In the 1960s, then, Lager moved from being a niche product to one firmly in the mainstream. And what was one of the reasons for this change in perception? The growth of draught Lager.

"The key growth point is the sale of draught lager which is shooting away at a rate of growth of 50 per cent a year.

By 1975, it is estimated that 75 per cent of all lager sold will be draught. In Scotland three out of four bars have draught lager dispensers. Lager is becoming well entrenched in the great clubs of the North and Midlands and the trend is moving south fast."
Brewers' Guardian, Volume 99, March 1970, page 39.

The future for Lager was looking very rosy.

"If anything in life can be assured, the demand for lager in Britain appears definite enough. Nobody knows what the percentage of the whole beer market it may be in 1980, perhaps 15 per cent, possibly nearer 20. The factors favouring growth appear convincing. In the first place, the growing number of dispensing fonts in pubs, clubs and hotels where draught is served. Even though it costs the breweries at least £65 a time to put in the whole plant and cooler, once established they tend to draw customers. Lager, as we mentioned at the beginning, is now accepted as a masculine pint, and there is an untapped market in the South of Britain waiting to be exploited. A generation of youngsters weaned on lager, perhaps first on foreign holidays, are growing up with adult thirsts. So by AD 2000 ale may well be an old man's drink."
Brewers' Guardian, Volume 99, March 1970, page 40.

Did Lager manage to achieve a market share of 20% by 1980? It smashed way past, hitting 30.7%.* And Ale, at least the sort that was around in the 1970s, is now an old man's drink. 



* “The Brewers' Society Statistical Handbook 1988” page 17.


7 comments:

Matt said...

Looking forward to reading the book, Ron.

I'm not quite convinced by the foreign holiday theory for the rise of lager, especially amongst young people. It seems more likely to me that it was because it was a new product, cold, fizzy and sweet like the carbonated soft drinks they were used to drinking, backed by major advertising campaigns and, crucially, different to what their dads drank. Of course the teenagers of the seventies are now pensioners and mass market draught lager is now well on the way to becoming an old man's drink itself. Amongst the young people I know, a few don't drink at all, some only do so at home, and of those that go to pubs and bars their drinks choices are split between Guinness, cider, wine and spirits as well as lager and other beers.

Anonymous said...

I'm curious to what degree marketing played a role in the acceptance of lager as a man's drink.
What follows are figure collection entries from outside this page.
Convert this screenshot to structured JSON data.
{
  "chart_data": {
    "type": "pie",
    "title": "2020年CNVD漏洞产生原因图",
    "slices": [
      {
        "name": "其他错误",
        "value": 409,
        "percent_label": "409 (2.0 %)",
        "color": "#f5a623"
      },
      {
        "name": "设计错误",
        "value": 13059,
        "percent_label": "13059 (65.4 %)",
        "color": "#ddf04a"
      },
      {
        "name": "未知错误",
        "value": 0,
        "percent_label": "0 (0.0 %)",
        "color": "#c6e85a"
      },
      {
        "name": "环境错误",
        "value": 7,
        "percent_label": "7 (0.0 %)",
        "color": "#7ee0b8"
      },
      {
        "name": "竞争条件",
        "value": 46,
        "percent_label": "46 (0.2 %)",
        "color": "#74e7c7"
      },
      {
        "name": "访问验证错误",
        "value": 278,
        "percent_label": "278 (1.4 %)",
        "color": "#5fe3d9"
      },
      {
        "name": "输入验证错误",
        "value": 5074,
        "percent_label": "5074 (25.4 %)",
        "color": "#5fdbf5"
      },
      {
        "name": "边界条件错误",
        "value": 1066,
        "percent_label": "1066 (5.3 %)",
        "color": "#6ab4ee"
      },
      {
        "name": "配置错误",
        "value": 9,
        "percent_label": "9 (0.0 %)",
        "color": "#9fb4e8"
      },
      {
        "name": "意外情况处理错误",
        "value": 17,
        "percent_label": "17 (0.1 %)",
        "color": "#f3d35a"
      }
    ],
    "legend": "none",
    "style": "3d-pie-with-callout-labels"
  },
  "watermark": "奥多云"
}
In the US in the 1970s light beer took off in part because hugely successful TV ads with former athletes managed to convince people that funny tough guys liked it, and not just timid calorie counters.

I have no idea if something similar was going on with lager with, say, Geoff Hurst and Jack Charlton involved, or championship rugby teams paid to pose with lager.

Chris Pickles said...

I'd agree with Matt regarding foreign holidays. At the beginning of the seventies, aged 18, I spent a week in Germany, and later the same year three weeks in Scandinavia. I was introduced to lager and loved it, but on returning to England I found the lager available totally inferior and quickly reverted to drinking bitter. Even lagers that were nominally the same, such as Carlsberg and Heineken were just not up to scratch.

After that, I would enjoy lager on trips overseas, but rarely touched it at home.

Anonymous said...

'Served...at a foreign temperature' is very funny. For me, both warm lager and cold bitter are awful, which I find odd - habit or sone chemistry at play?

Anonymous said...

As someone who is twenty similar process in Ireland my father’s generation typically drinks pale bland lager a lot of my generation are mixed but stout seems popular and I love a good pint of independent red ale (aka Irish mild) and stout.

Oscar

Matt said...

Oscar, there was apparently a similar split in the sixties when Guinness introduced their nitrokeg draught stout to Ireland, with younger drinkers going for the new product and older guys sticking with or switching to the bottle conditioned variant.

Anonymous said...

I know my great grandfather the father of my father’s mother was a bottled Guinness drinker. Though in Dublin city and Belfast casked stout survived until 1973.